What this means that one has to be able to use the knowledge one has in a usefully applicable manner. Also one must be able to know how to find information (research), figure out what is useful (applicable to the task at hand), and finally, one has to be able to apply facts to creatively and innovatively generate solutions to problems, even sometimes possibly intelligently inferring a solution without being in possession of all the relevant facts.
Demonstrating Critical Thinking
A classic case of critical thinking, to some people, would be to be open-minded when trying to dissimilate between low level and high level critical thinking. A low critical thinker does not really think there is anything wrong with thinking selfishly, even though psychopathic personality disorders and mental illnesses focus often on self centric, self centered and non-empathetic behavioral patterns. And again being open minded myself, people who do not practice a selfish approach can appear both idealistic and self righteous, which is relatively foolhardy and arrogant in the eyes of someone who thinks that a little bit of selfish behavior is good for the whole if the person who takes more care of themselves succeeds in contributing to the community in the long run. I myself find it interesting to consider both opinions, and I sometimes battle with myself to remain politically and religiously impartial; only to conclude that the more extremes that I encounter, then the more that I resist and rebel in the opposite direction; perhaps I am trying to see all opinions and thus I am perhaps a competent high level critical thinker.
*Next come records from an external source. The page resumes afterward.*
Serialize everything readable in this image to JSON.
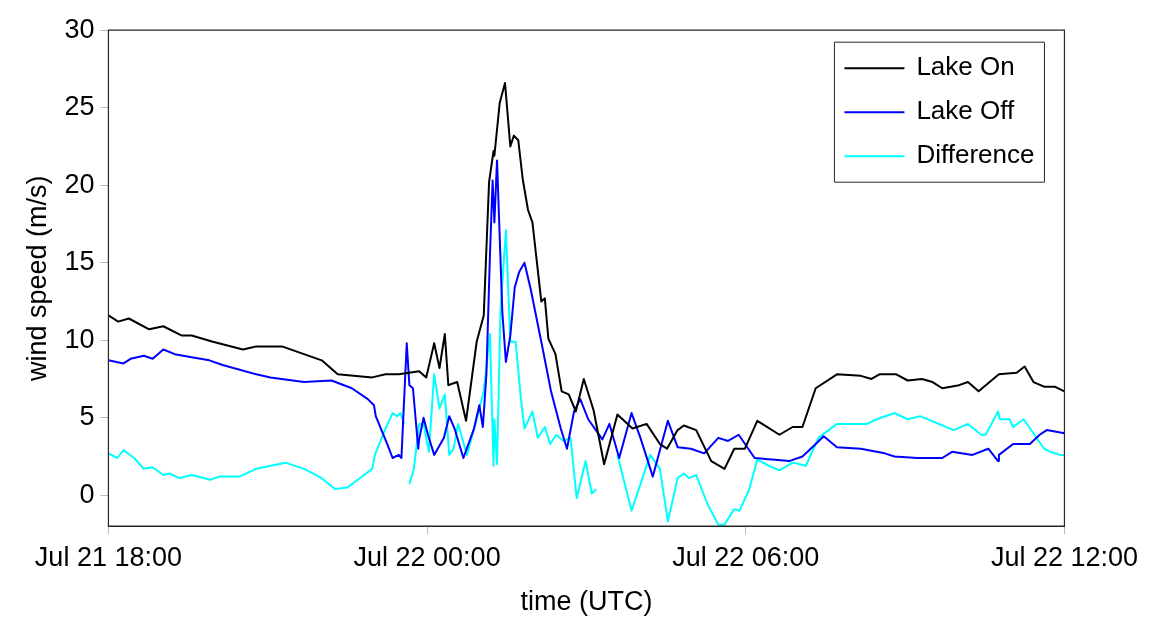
{
  "chart_data": {
    "type": "line",
    "xlabel": "time (UTC)",
    "ylabel": "wind speed (m/s)",
    "xlim": [
      "--07-21T18:00",
      "--07-22T12:00"
    ],
    "xticks": [
      {
        "value": "--07-21T18:00",
        "label": "Jul 21 18:00"
      },
      {
        "value": "--07-22T00:00",
        "label": "Jul 22 00:00"
      },
      {
        "value": "--07-22T06:00",
        "label": "Jul 22 06:00"
      },
      {
        "value": "--07-22T12:00",
        "label": "Jul 22 12:00"
      }
    ],
    "ylim": [
      -2,
      30
    ],
    "yticks": [
      0,
      5,
      10,
      15,
      20,
      25,
      30
    ],
    "grid": false,
    "legend": "top right",
    "marker": "none",
    "line_style": "solid",
    "series": [
      {
        "name": "Lake On",
        "color": "#000000",
        "x": [
          "--07-21T18:00",
          "--07-21T18:11",
          "--07-21T18:23",
          "--07-21T18:46",
          "--07-21T19:02",
          "--07-21T19:23",
          "--07-21T19:34",
          "--07-21T19:58",
          "--07-21T20:32",
          "--07-21T20:47",
          "--07-21T21:16",
          "--07-21T22:01",
          "--07-21T22:19",
          "--07-21T22:58",
          "--07-21T23:13",
          "--07-21T23:28",
          "--07-21T23:51",
          "--07-21T23:59",
          "--07-22T00:08",
          "--07-22T00:14",
          "--07-22T00:20",
          "--07-22T00:24",
          "--07-22T00:34",
          "--07-22T00:44",
          "--07-22T00:56",
          "--07-22T01:04",
          "--07-22T01:10",
          "--07-22T01:15",
          "--07-22T01:16",
          "--07-22T01:22",
          "--07-22T01:28",
          "--07-22T01:34",
          "--07-22T01:38",
          "--07-22T01:43",
          "--07-22T01:48",
          "--07-22T01:54",
          "--07-22T01:59",
          "--07-22T02:09",
          "--07-22T02:13",
          "--07-22T02:17",
          "--07-22T02:25",
          "--07-22T02:32",
          "--07-22T02:40",
          "--07-22T02:48",
          "--07-22T02:57",
          "--07-22T03:08",
          "--07-22T03:20",
          "--07-22T03:35",
          "--07-22T03:52",
          "--07-22T04:08",
          "--07-22T04:23",
          "--07-22T04:31",
          "--07-22T04:43",
          "--07-22T04:50",
          "--07-22T05:04",
          "--07-22T05:21",
          "--07-22T05:36",
          "--07-22T05:47",
          "--07-22T05:59",
          "--07-22T06:13",
          "--07-22T06:38",
          "--07-22T06:53",
          "--07-22T07:04",
          "--07-22T07:19",
          "--07-22T07:43",
          "--07-22T08:10",
          "--07-22T08:22",
          "--07-22T08:31",
          "--07-22T08:50",
          "--07-22T09:03",
          "--07-22T09:19",
          "--07-22T09:31",
          "--07-22T09:42",
          "--07-22T10:01",
          "--07-22T10:11",
          "--07-22T10:23",
          "--07-22T10:46",
          "--07-22T11:06",
          "--07-22T11:15",
          "--07-22T11:25",
          "--07-22T11:37",
          "--07-22T11:49",
          "--07-22T12:00"
        ],
        "values": [
          11.6,
          11.2,
          11.4,
          10.7,
          10.9,
          10.3,
          10.3,
          9.9,
          9.4,
          9.6,
          9.6,
          8.7,
          7.8,
          7.6,
          7.8,
          7.8,
          8.0,
          7.6,
          9.8,
          8.2,
          10.4,
          7.1,
          7.3,
          4.8,
          9.9,
          11.6,
          20.2,
          22.2,
          21.9,
          25.3,
          26.6,
          22.5,
          23.2,
          22.9,
          20.4,
          18.4,
          17.6,
          12.5,
          12.7,
          10.1,
          9.1,
          6.7,
          6.5,
          5.4,
          7.5,
          5.5,
          2.0,
          5.2,
          4.3,
          4.6,
          3.3,
          3.0,
          4.2,
          4.5,
          4.2,
          2.2,
          1.7,
          3.0,
          3.0,
          4.8,
          3.9,
          4.4,
          4.4,
          6.9,
          7.8,
          7.7,
          7.5,
          7.8,
          7.8,
          7.4,
          7.5,
          7.3,
          6.9,
          7.1,
          7.3,
          6.7,
          7.8,
          7.9,
          8.3,
          7.3,
          7.0,
          7.0,
          6.7
        ]
      },
      {
        "name": "Lake Off",
        "color": "#0000ff",
        "x": [
          "--07-21T18:00",
          "--07-21T18:17",
          "--07-21T18:25",
          "--07-21T18:40",
          "--07-21T18:50",
          "--07-21T19:02",
          "--07-21T19:15",
          "--07-21T19:34",
          "--07-21T19:54",
          "--07-21T20:09",
          "--07-21T20:47",
          "--07-21T21:03",
          "--07-21T21:41",
          "--07-21T22:12",
          "--07-21T22:35",
          "--07-21T22:53",
          "--07-21T23:00",
          "--07-21T23:02",
          "--07-21T23:15",
          "--07-21T23:21",
          "--07-21T23:28",
          "--07-21T23:31",
          "--07-21T23:37",
          "--07-21T23:40",
          "--07-21T23:44",
          "--07-21T23:50",
          "--07-21T23:51",
          "--07-21T23:56",
          "--07-22T00:01",
          "--07-22T00:08",
          "--07-22T00:19",
          "--07-22T00:25",
          "--07-22T00:31",
          "--07-22T00:41",
          "--07-22T00:53",
          "--07-22T00:59",
          "--07-22T01:03",
          "--07-22T01:07",
          "--07-22T01:11",
          "--07-22T01:14",
          "--07-22T01:16",
          "--07-22T01:19",
          "--07-22T01:25",
          "--07-22T01:29",
          "--07-22T01:34",
          "--07-22T01:39",
          "--07-22T01:44",
          "--07-22T01:50",
          "--07-22T01:57",
          "--07-22T02:09",
          "--07-22T02:20",
          "--07-22T02:31",
          "--07-22T02:38",
          "--07-22T02:46",
          "--07-22T02:53",
          "--07-22T03:02",
          "--07-22T03:18",
          "--07-22T03:26",
          "--07-22T03:37",
          "--07-22T03:51",
          "--07-22T04:01",
          "--07-22T04:15",
          "--07-22T04:32",
          "--07-22T04:43",
          "--07-22T04:58",
          "--07-22T05:13",
          "--07-22T05:29",
          "--07-22T05:40",
          "--07-22T05:52",
          "--07-22T06:10",
          "--07-22T06:30",
          "--07-22T06:49",
          "--07-22T07:04",
          "--07-22T07:19",
          "--07-22T07:28",
          "--07-22T07:43",
          "--07-22T08:10",
          "--07-22T08:37",
          "--07-22T08:48",
          "--07-22T09:14",
          "--07-22T09:42",
          "--07-22T09:53",
          "--07-22T10:16",
          "--07-22T10:34",
          "--07-22T10:45",
          "--07-22T10:46",
          "--07-22T11:02",
          "--07-22T11:21",
          "--07-22T11:32",
          "--07-22T11:40",
          "--07-22T12:00"
        ],
        "values": [
          8.7,
          8.5,
          8.8,
          9.0,
          8.8,
          9.4,
          9.1,
          8.9,
          8.7,
          8.4,
          7.8,
          7.6,
          7.3,
          7.4,
          6.9,
          6.2,
          5.8,
          5.1,
          3.3,
          2.4,
          2.6,
          2.4,
          9.8,
          7.1,
          6.9,
          3.0,
          3.6,
          5.0,
          3.9,
          2.6,
          3.7,
          5.1,
          4.3,
          2.4,
          4.3,
          5.8,
          4.4,
          7.8,
          15.5,
          20.3,
          17.6,
          21.6,
          11.8,
          8.6,
          10.3,
          13.4,
          14.4,
          15.0,
          13.3,
          9.9,
          6.7,
          4.3,
          3.0,
          5.4,
          6.2,
          4.9,
          3.6,
          4.6,
          2.4,
          5.3,
          3.7,
          1.2,
          4.8,
          3.1,
          3.0,
          2.7,
          3.7,
          3.5,
          3.9,
          2.4,
          2.3,
          2.2,
          2.5,
          3.3,
          3.8,
          3.1,
          3.0,
          2.7,
          2.5,
          2.4,
          2.4,
          2.8,
          2.6,
          3.0,
          2.2,
          2.6,
          3.3,
          3.3,
          3.9,
          4.2,
          4.0
        ]
      },
      {
        "name": "Difference",
        "color": "#00ffff",
        "x": [
          "--07-21T18:00",
          "--07-21T18:10",
          "--07-21T18:17",
          "--07-21T18:29",
          "--07-21T18:40",
          "--07-21T18:50",
          "--07-21T19:02",
          "--07-21T19:09",
          "--07-21T19:20",
          "--07-21T19:34",
          "--07-21T19:55",
          "--07-21T20:05",
          "--07-21T20:28",
          "--07-21T20:47",
          "--07-21T21:20",
          "--07-21T21:41",
          "--07-21T22:01",
          "--07-21T22:16",
          "--07-21T22:30",
          "--07-21T22:58",
          "--07-21T23:01",
          "--07-21T23:13",
          "--07-21T23:21",
          "--07-21T23:26",
          "--07-21T23:30",
          "--07-21T23:34",
          "--07-21T23:37",
          "--07-21T23:40",
          "--07-21T23:45",
          "--07-21T23:51",
          "--07-21T23:56",
          "--07-22T00:02",
          "--07-22T00:08",
          "--07-22T00:14",
          "--07-22T00:20",
          "--07-22T00:25",
          "--07-22T00:30",
          "--07-22T00:35",
          "--07-22T00:45",
          "--07-22T00:56",
          "--07-22T01:04",
          "--07-22T01:11",
          "--07-22T01:15",
          "--07-22T01:16",
          "--07-22T01:19",
          "--07-22T01:23",
          "--07-22T01:29",
          "--07-22T01:34",
          "--07-22T01:40",
          "--07-22T01:46",
          "--07-22T01:50",
          "--07-22T01:59",
          "--07-22T02:05",
          "--07-22T02:13",
          "--07-22T02:19",
          "--07-22T02:26",
          "--07-22T02:34",
          "--07-22T02:42",
          "--07-22T02:49",
          "--07-22T02:59",
          "--07-22T03:06",
          "--07-22T03:11",
          "--07-22T03:23",
          "--07-22T03:35",
          "--07-22T03:51",
          "--07-22T04:12",
          "--07-22T04:23",
          "--07-22T04:32",
          "--07-22T04:43",
          "--07-22T04:50",
          "--07-22T04:56",
          "--07-22T05:04",
          "--07-22T05:17",
          "--07-22T05:29",
          "--07-22T05:36",
          "--07-22T05:47",
          "--07-22T05:53",
          "--07-22T06:04",
          "--07-22T06:13",
          "--07-22T06:26",
          "--07-22T06:38",
          "--07-22T06:53",
          "--07-22T07:08",
          "--07-22T07:22",
          "--07-22T07:43",
          "--07-22T08:17",
          "--07-22T08:28",
          "--07-22T08:48",
          "--07-22T09:03",
          "--07-22T09:17",
          "--07-22T09:42",
          "--07-22T09:55",
          "--07-22T10:11",
          "--07-22T10:26",
          "--07-22T10:31",
          "--07-22T10:45",
          "--07-22T10:47",
          "--07-22T10:58",
          "--07-22T11:02",
          "--07-22T11:14",
          "--07-22T11:37",
          "--07-22T11:44",
          "--07-22T11:55",
          "--07-22T12:00"
        ],
        "values": [
          2.7,
          2.4,
          2.9,
          2.4,
          1.7,
          1.8,
          1.3,
          1.4,
          1.1,
          1.3,
          1.0,
          1.2,
          1.2,
          1.7,
          2.1,
          1.7,
          1.1,
          0.4,
          0.5,
          1.7,
          2.6,
          4.3,
          5.3,
          5.1,
          5.3,
          4.6,
          null,
          0.7,
          1.7,
          4.6,
          4.6,
          2.8,
          7.8,
          5.6,
          6.5,
          2.6,
          3.0,
          4.6,
          2.6,
          4.9,
          6.7,
          10.4,
          1.9,
          4.9,
          2.0,
          12.0,
          17.1,
          9.9,
          9.9,
          6.2,
          4.3,
          5.4,
          3.7,
          4.4,
          3.3,
          3.9,
          3.5,
          3.7,
          -0.2,
          2.2,
          0.1,
          0.4,
          null,
          2.6,
          -1.0,
          2.6,
          1.7,
          -1.7,
          1.1,
          1.4,
          1.1,
          1.3,
          -0.6,
          -1.9,
          -1.9,
          -0.9,
          -1.0,
          0.4,
          2.3,
          1.9,
          1.6,
          2.1,
          1.9,
          3.7,
          4.6,
          4.6,
          4.9,
          5.3,
          4.9,
          5.1,
          4.5,
          4.2,
          4.6,
          3.9,
          3.9,
          5.4,
          4.9,
          4.9,
          4.4,
          4.9,
          3.0,
          2.8,
          2.6,
          2.6
        ]
      }
    ]
  }
}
Does the simple used of the perhaps reinforce that? In that I am self aware enough to know that I definitely do not know everything, and that I can always look around me and find someone else who is more intelligent than I am, or has better insight about something that I may be too focused on to see.
There is a part of Japanese culture where it is assumed that when a person has learned everything, that one must then start the learning process right from the beginning with no rank at all, starting from the beginning all over again. The assumption is that one has not and can never really learn everything. Is this critical thinking in practice as well because it is open-minded?